鉄鋼材料と熱処理条件 5章

5.結晶粒度と諸特性との関係

鉄鋼材料は結晶の集合体であり、この結晶同士の境界面は結晶粒界と呼ばれ、それに囲まれたものが結晶粒である。この結晶粒の大きさを結晶粒度といい、この大きさが鉄鋼材料の諸特性を大きく左右する。熱処理は加熱と冷却の組み合わせであり、このときの加熱条件や冷却条件が結晶粒度に多大な影響を及ぼす。例えば、焼なましや焼入れ時の加熱温度が必要以上に高かったり、加熱時間が長かったりすると、結晶粒は粗大化して脆くなってしまう。
鉄鋼材料の結晶粒にはフェライト結晶粒とオーステナイト結晶粒があり、これらの結晶粒度試験方法がそれぞれJIS G 0552およびJIS G 0551に規定されている。これらのJIS規格では、結晶粒度(G)と断面積1mm2当たりの結晶粒の数(m)との関係式はm=8×2Gが成り立つとしている。
このJIS規格のフェライト結晶粒度試験方法は、炭素含有量0.25%以下の鋼を適用範囲としており、オーステナイト温度までは昇温していないときの焼なまし状態の結晶粒度を判定する。また、オーステナイト結晶粒度試験方法は、オーステナイト化温度以上の熱処理(焼入れ、焼ならし、浸炭焼入れなど)またはオーステナイト系ステンレス鋼などの固溶化熱処理を行ったときの結晶粒度を判定するもので、粒度番号が5以上の鋼を細粒鋼、5未満の鋼を粗粒鋼としている。

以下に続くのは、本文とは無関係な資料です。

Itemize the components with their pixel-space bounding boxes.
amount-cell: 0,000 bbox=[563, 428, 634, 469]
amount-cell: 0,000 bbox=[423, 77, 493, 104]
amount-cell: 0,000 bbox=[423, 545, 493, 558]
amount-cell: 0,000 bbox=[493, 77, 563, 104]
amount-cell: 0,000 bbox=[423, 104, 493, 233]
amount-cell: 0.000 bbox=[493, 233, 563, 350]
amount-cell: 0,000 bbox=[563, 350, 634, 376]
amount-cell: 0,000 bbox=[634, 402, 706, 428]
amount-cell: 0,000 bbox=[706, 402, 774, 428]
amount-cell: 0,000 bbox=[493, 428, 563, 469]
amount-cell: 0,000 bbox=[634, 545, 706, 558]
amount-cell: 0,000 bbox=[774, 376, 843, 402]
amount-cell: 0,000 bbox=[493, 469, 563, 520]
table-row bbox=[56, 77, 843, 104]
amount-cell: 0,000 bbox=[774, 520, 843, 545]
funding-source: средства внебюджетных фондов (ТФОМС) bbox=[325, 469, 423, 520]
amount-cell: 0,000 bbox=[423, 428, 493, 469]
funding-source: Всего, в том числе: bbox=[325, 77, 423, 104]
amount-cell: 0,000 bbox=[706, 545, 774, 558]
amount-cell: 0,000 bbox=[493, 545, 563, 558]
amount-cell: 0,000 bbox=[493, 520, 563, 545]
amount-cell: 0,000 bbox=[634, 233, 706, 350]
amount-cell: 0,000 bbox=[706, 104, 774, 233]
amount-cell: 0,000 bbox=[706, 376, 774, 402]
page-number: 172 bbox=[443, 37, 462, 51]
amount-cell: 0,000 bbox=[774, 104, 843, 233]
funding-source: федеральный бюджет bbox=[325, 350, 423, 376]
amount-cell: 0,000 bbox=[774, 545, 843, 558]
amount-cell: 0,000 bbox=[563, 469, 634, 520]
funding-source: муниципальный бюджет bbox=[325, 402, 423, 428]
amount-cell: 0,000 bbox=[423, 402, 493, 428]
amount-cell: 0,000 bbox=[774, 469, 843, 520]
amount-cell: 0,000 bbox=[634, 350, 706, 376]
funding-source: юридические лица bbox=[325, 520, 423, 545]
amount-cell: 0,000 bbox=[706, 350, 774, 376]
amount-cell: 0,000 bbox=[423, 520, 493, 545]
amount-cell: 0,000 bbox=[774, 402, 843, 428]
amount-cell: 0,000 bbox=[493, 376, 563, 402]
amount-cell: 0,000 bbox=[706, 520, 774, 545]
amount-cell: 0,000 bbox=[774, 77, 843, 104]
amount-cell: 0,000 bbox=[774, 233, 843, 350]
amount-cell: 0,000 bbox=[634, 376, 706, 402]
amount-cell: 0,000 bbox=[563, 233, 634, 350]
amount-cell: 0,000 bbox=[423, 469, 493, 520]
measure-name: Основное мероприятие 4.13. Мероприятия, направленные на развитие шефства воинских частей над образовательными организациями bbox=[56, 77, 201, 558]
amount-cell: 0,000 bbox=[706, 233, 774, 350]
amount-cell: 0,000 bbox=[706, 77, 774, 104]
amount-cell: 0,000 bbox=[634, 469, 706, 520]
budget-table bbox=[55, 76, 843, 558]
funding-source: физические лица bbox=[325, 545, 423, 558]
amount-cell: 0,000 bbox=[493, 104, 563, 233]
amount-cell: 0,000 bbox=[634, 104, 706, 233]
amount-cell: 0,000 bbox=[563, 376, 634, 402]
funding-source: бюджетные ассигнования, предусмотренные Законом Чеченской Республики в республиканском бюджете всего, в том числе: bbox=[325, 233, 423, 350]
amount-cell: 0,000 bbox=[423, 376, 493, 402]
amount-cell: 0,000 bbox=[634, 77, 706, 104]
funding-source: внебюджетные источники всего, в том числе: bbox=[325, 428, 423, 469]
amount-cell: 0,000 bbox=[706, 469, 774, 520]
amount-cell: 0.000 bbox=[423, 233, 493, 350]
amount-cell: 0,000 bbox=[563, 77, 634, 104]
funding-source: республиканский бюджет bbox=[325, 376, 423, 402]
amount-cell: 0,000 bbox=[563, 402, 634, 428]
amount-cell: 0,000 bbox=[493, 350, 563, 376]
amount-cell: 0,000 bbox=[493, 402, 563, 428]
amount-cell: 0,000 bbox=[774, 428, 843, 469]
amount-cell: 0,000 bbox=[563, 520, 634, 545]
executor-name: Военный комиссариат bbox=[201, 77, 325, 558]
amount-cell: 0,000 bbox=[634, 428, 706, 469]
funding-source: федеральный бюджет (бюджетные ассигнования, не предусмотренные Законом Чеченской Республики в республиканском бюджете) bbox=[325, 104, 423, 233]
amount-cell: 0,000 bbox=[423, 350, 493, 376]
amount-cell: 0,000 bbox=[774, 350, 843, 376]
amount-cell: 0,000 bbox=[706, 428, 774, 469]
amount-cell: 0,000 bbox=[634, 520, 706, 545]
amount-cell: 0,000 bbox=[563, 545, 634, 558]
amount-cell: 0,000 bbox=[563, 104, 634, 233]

表1.4に結晶粒度と諸特性の関係を示す。一部の特性を除いて細粒鋼のほうが良好な特性を持っており、とくに衝撃値などじん性に関しては絶対的に有利である。この結晶粒の粗大化にともなうじん性の低下は、深絞り加工など塑性加工を行う際にはとくに注意すべき問題である。すなわち、中間焼なましにおいて過剰焼なまし(加熱温度が正規温度よりも高温)を施したため、十分に軟化しているにもかかわらず塑性加工によって亀裂を生じる例もある。また、すべての鋼において硬さが同一であっても焼入温度が高くなるほど衝撃値が低下することは、結晶粒の粗大化も一因になっているのである。
さらに、大形機械部品の焼入温度は小物部品の場合よりも若干高めにしたほうが十分な焼入硬さを得るためには有利であるが、これは結晶粒が大きくなると焼入性が向上することが起因しているのである。また、アルミキルド鋼は焼入硬化しにくいといわれるが、これは結晶粒微細化元素であるアルミニウムが結晶粒の成長を抑制するためである。